Руслан криво усмехнулся. Жениться? Снова?
Владимир Николаевич подошёл и положил руку на его плечо.
— Ты же знаешь: мы твоя семья, чтобы не случилось… Я надеюсь, что ты хоть изредка будешь звонить.
— Дядь Вов…
Свёкор похлопал его по плечу, громко сглотнул и тут же отвернулся.
— Возвращайся в Москву.
Он не поехал на машине. И на самолёте не полетел. Он поехал на поезде. Стоял в коридоре, прижавшись лбом к холодному стеклу, и вспоминал этот разговор. Прошло всего две недели — и вот он уже не женат, уже не торгует колбасой и водкой, и едет в Москву. А когда туда приедет, не нужно будет звонить каждый час, кроить время так, чтобы поскорее вернуться домой, не надо больше ни о ком беспокоиться, вскакивать по ночам от криков жены и вытаскивать её из хоровода поющих, странных людей. Всё закончилось.
Он свободен.
— Свободен, — проговорил он, наблюдая, как запотевает от его дыхания и тут же проясняется стекло. Потом достал из кармана телефон. Долго стоял, с силой сжимая его в ладони, потом всё-таки набрал номер. — Кать, это я…
Вот такие дела
— Вот такие дела.
— Не радостные.
— Думаешь?
На него был брошен осуждающий взгляд, и он послушно напустил в глаза печали. Сник и глубокомысленно протянул:
— Да-а…
Она его видимыми страданиями удовлетворилась и снова отвернулась к плите. Он тут же страдать бросил и принюхался. Пахло его любимыми оладьями с яблоками. Она всегда пекла ему оладьи, когда необходимо было его подбодрить или успокоить. Сегодня был как раз такой день. Потому что вчера от него ушла жена.
Или он сам её выгнал?
Может, и выгнал, но той, которая пекла оладьи, знать это совсем не нужно. Расстроится ещё, а расстраивать её он не любил.

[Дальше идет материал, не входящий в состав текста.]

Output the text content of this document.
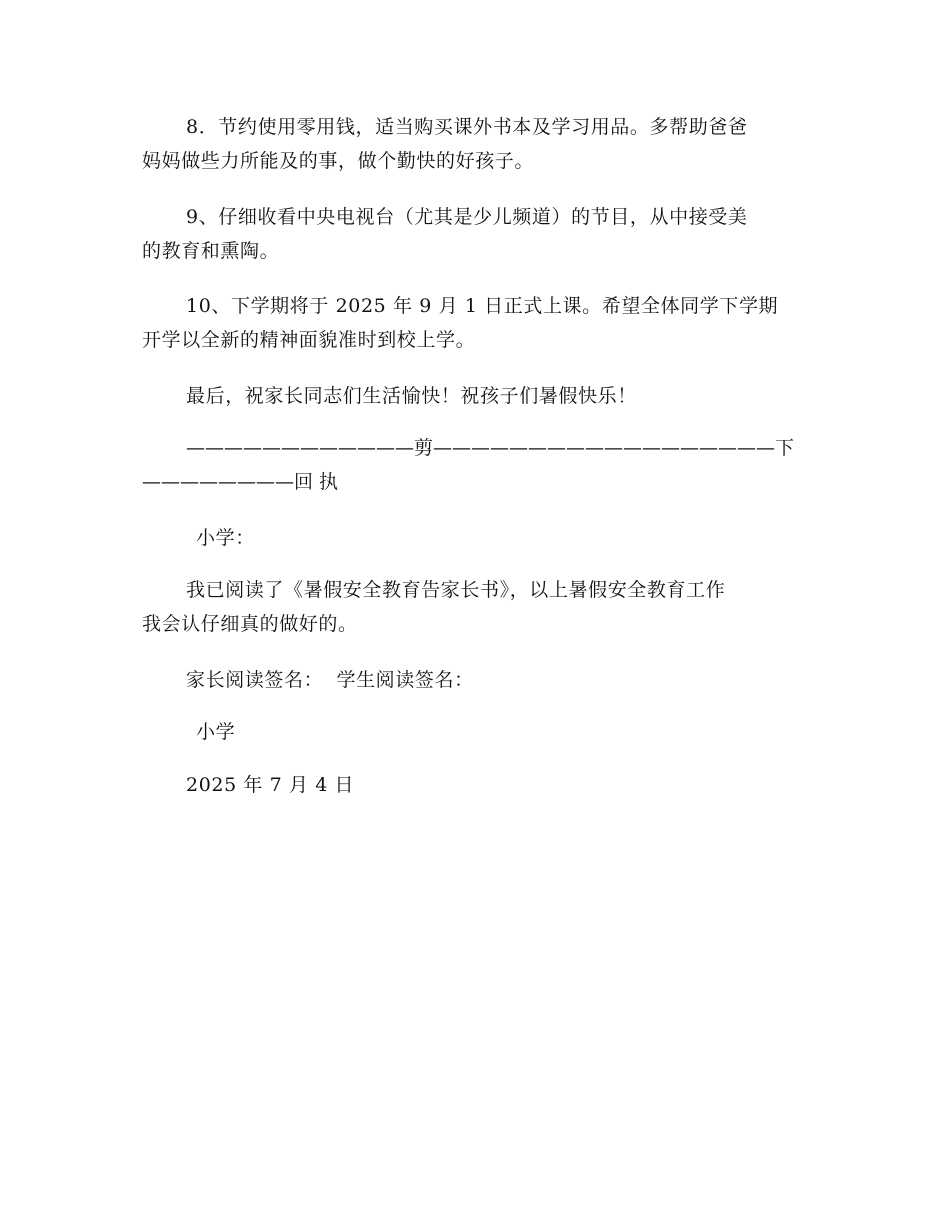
8．节约使用零用钱，适当购买课外书本及学习用品。多帮助爸爸
妈妈做些力所能及的事，做个勤快的好孩子。
9、仔细收看中央电视台（尤其是少儿频道）的节目，从中接受美
的教育和熏陶。
10、下学期将于 2025 年 9 月 1 日正式上课。希望全体同学下学期
开学以全新的精神面貌准时到校上学。
最后，祝家长同志们生活愉快！祝孩子们暑假快乐！
————————————剪——————————————————下
————————回 执
小学：
我已阅读了《暑假安全教育告家长书》，以上暑假安全教育工作
我会认仔细真的做好的。
家长阅读签名：  学生阅读签名：
小学
2025 年 7 月 4 日
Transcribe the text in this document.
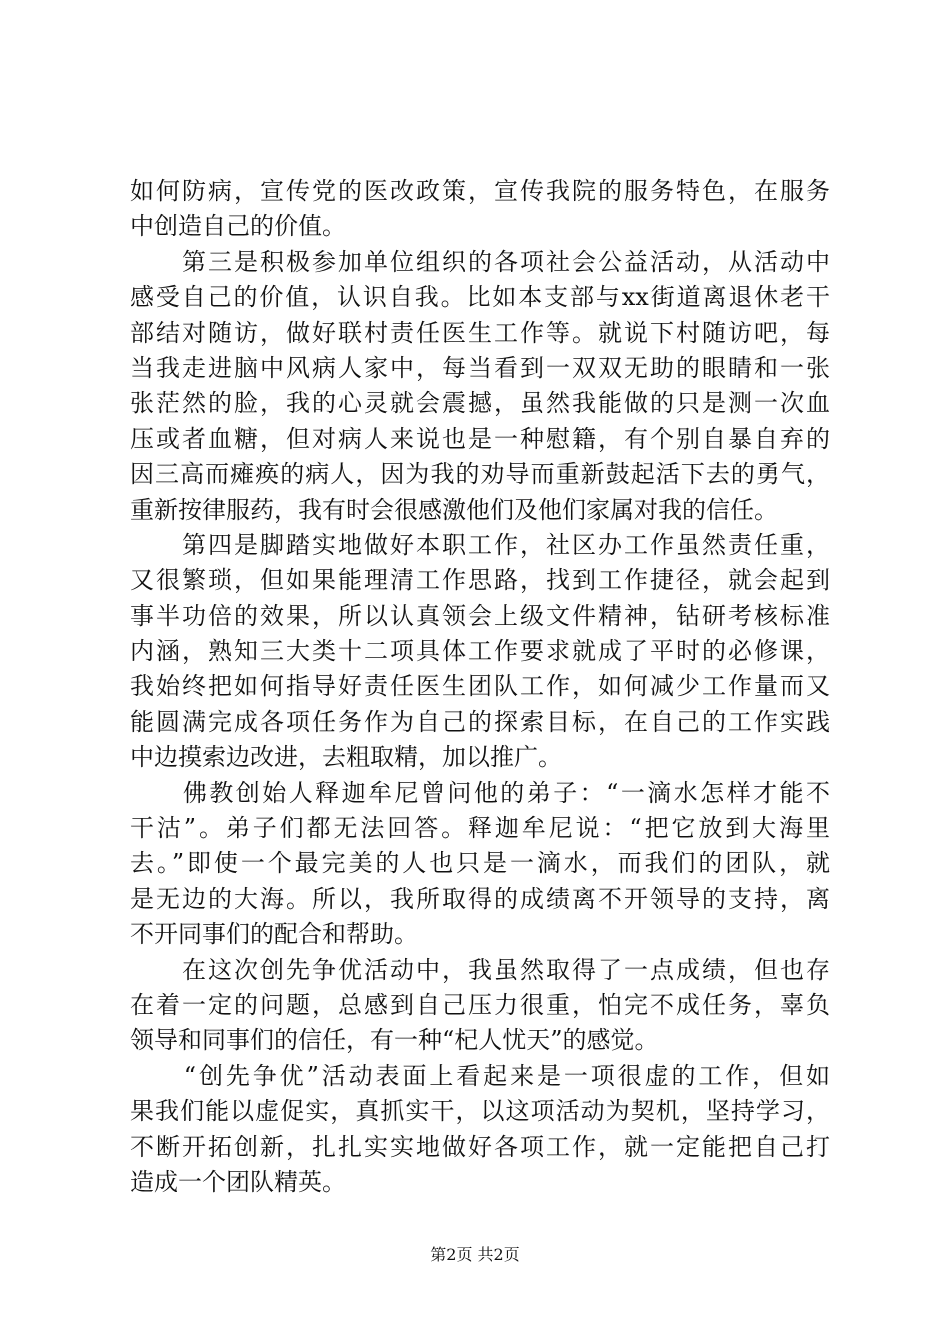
如何防病，宣传党的医改政策，宣传我院的服务特色，在服务
中创造自己的价值。
　　第三是积极参加单位组织的各项社会公益活动，从活动中
感受自己的价值，认识自我。比如本支部与xx街道离退休老干
部结对随访，做好联村责任医生工作等。就说下村随访吧，每
当我走进脑中风病人家中，每当看到一双双无助的眼睛和一张
张茫然的脸，我的心灵就会震撼，虽然我能做的只是测一次血
压或者血糖，但对病人来说也是一种慰籍，有个别自暴自弃的
因三高而瘫痪的病人，因为我的劝导而重新鼓起活下去的勇气，
重新按律服药，我有时会很感激他们及他们家属对我的信任。
　　第四是脚踏实地做好本职工作，社区办工作虽然责任重，
又很繁琐，但如果能理清工作思路，找到工作捷径，就会起到
事半功倍的效果，所以认真领会上级文件精神，钻研考核标准
内涵，熟知三大类十二项具体工作要求就成了平时的必修课，
我始终把如何指导好责任医生团队工作，如何减少工作量而又
能圆满完成各项任务作为自己的探索目标，在自己的工作实践
中边摸索边改进，去粗取精，加以推广。
　　佛教创始人释迦牟尼曾问他的弟子：“一滴水怎样才能不
干沽”。弟子们都无法回答。释迦牟尼说：“把它放到大海里
去。”即使一个最完美的人也只是一滴水，而我们的团队，就
是无边的大海。所以，我所取得的成绩离不开领导的支持，离
不开同事们的配合和帮助。
　　在这次创先争优活动中，我虽然取得了一点成绩，但也存
在着一定的问题，总感到自己压力很重，怕完不成任务，辜负
领导和同事们的信任，有一种“杞人忧天”的感觉。
　　“创先争优”活动表面上看起来是一项很虚的工作，但如
果我们能以虚促实，真抓实干，以这项活动为契机，坚持学习，
不断开拓创新，扎扎实实地做好各项工作，就一定能把自己打
造成一个团队精英。
第2页 共2页
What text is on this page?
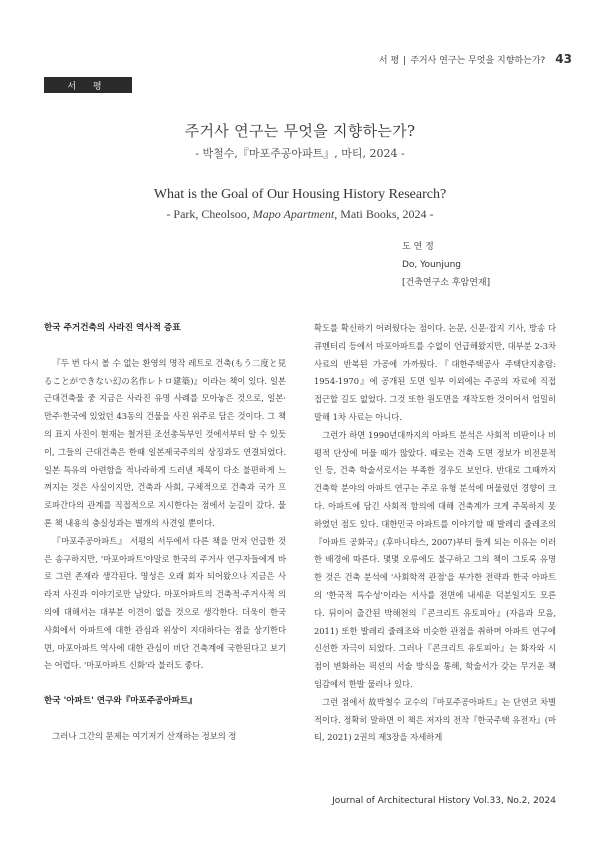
서 평 | 주거사 연구는 무엇을 지향하는가? 43
서 평

주거사 연구는 무엇을 지향하는가?

- 박철수,『마포주공아파트』, 마티, 2024 -

What is the Goal of Our Housing History Research?

- Park, Cheolsoo, Mapo Apartment, Mati Books, 2024 -

도 연 정
Do, Younjung
[건축연구소 후암연재]
한국 주거건축의 사라진 역사적 증표

『두 번 다시 볼 수 없는 환영의 명작 레트로 건축(もう二度と見ることができない幻の名作レトロ建築)』이라는 책이 있다. 일본 근대건축물 중 지금은 사라진 유명 사례를 모아놓은 것으로, 일본·만주·한국에 있었던 43동의 건물을 사진 위주로 담은 것이다. 그 책의 표지 사진이 현재는 철거된 조선총독부인 것에서부터 알 수 있듯이, 그들의 근대건축은 한때 일본제국주의의 상징과도 연결되었다. 일본 특유의 아련함을 적나라하게 드러낸 제목이 다소 불편하게 느껴지는 것은 사실이지만, 건축과 사회, 구체적으로 건축과 국가 프로파간다의 관계를 직접적으로 지시한다는 점에서 눈길이 갔다. 물론 책 내용의 충실성과는 별개의 사견일 뿐이다.

『마포주공아파트』 서평의 서두에서 다른 책을 먼저 언급한 것은 송구하지만, '마포아파트'야말로 한국의 주거사 연구자들에게 바로 그런 존재라 생각된다. 명성은 오래 회자 되어왔으나 지금은 사라져 사진과 이야기로만 남았다. 마포아파트의 건축적·주거사적 의의에 대해서는 대부분 이견이 없을 것으로 생각한다. 더욱이 한국 사회에서 아파트에 대한 관심과 위상이 지대하다는 점을 상기한다면, 마포아파트 역사에 대한 관심이 비단 건축계에 국한된다고 보기는 어렵다. '마포아파트 신화'라 불러도 좋다.

한국 '아파트' 연구와『마포주공아파트』

그러나 그간의 문제는 여기저기 산재하는 정보의 정

확도를 확신하기 어려웠다는 점이다. 논문, 신문·잡지 기사, 방송 다큐멘터리 등에서 마포아파트를 수없이 언급해왔지만, 대부분 2-3차 사료의 반복된 가공에 가까웠다.『대한주택공사 주택단지총람: 1954-1970』에 공개된 도면 일부 이외에는 주공의 자료에 직접 접근할 길도 없었다. 그것 또한 원도면을 재작도한 것이어서 엄밀히 말해 1차 사료는 아니다.

그런가 하면 1990년대까지의 아파트 분석은 사회적 비판이나 비평적 단상에 머물 때가 많았다. 때로는 건축 도면 정보가 비전문적인 등, 건축 학술서로서는 부족한 경우도 보인다. 반대로 그때까지 건축학 분야의 아파트 연구는 주로 유형 분석에 머물렀던 경향이 크다. 아파트에 담긴 사회적 함의에 대해 건축계가 크게 주목하지 못하였던 점도 있다. 대한민국 아파트를 이야기할 때 발레리 줄레조의『아파트 공화국』(후마니타스, 2007)부터 들게 되는 이유는 이러한 배경에 따른다. 몇몇 오류에도 불구하고 그의 책이 그토록 유명한 것은 건축 분석에 '사회학적 관점'을 부가한 전략과 한국 아파트의 '한국적 특수성'이라는 서사를 전면에 내세운 덕분일지도 모른다. 뒤이어 출간된 박해천의『콘크리트 유토피아』(자음과 모음, 2011) 또한 발레리 줄레조와 비슷한 관점을 취하며 아파트 연구에 신선한 자극이 되었다. 그러나『콘크리트 유토피아』는 화자와 시점이 변화하는 픽션의 서술 방식을 통해, 학술서가 갖는 무거운 책임감에서 한발 물러나 있다.

그런 점에서 故박철수 교수의『마포주공아파트』는 단연코 차별적이다. 정확히 말하면 이 책은 저자의 전작『한국주택 유전자』(마티, 2021) 2권의 제3장을 자세하게

Journal of Architectural History Vol.33, No.2, 2024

Поджал босые ноги, пристроил их на перекладине высокого табурета, снова принюхался и взмолился:
— Ксюш, я сейчас от голода умру!
Она беззвучно рассмеялась, судя по тому, как дрогнули её плечи. Взяла тарелку и принялась перекладывать горячие ароматные блинчики со сковороды на неё. Потом поставила тарелку на стол.
— Ешь.
Он довольно заулыбался, уцепил один блинчик рукой, смешно охнул и начал дуть на него.
— Они горячие, Андрей.
— И это здорово, — кивнул он и откусил. Принялся хватать ртом воздух, пытаясь остудить. Подвинул к Ксении свою чашку, и она послушно налила ему кофе. Достала из холодильника тарелочку со сметаной.
Смотрела, как Андрей жуёт, макает оладьи в сметану и тянет всё это в рот, запивает кофе и щурится довольно, как кот.
— Что-то ты не выглядишь несчастным, — заметила Ксения.
Он замер, даже жевать перестал. Глянул исподлобья, вроде застыдившись.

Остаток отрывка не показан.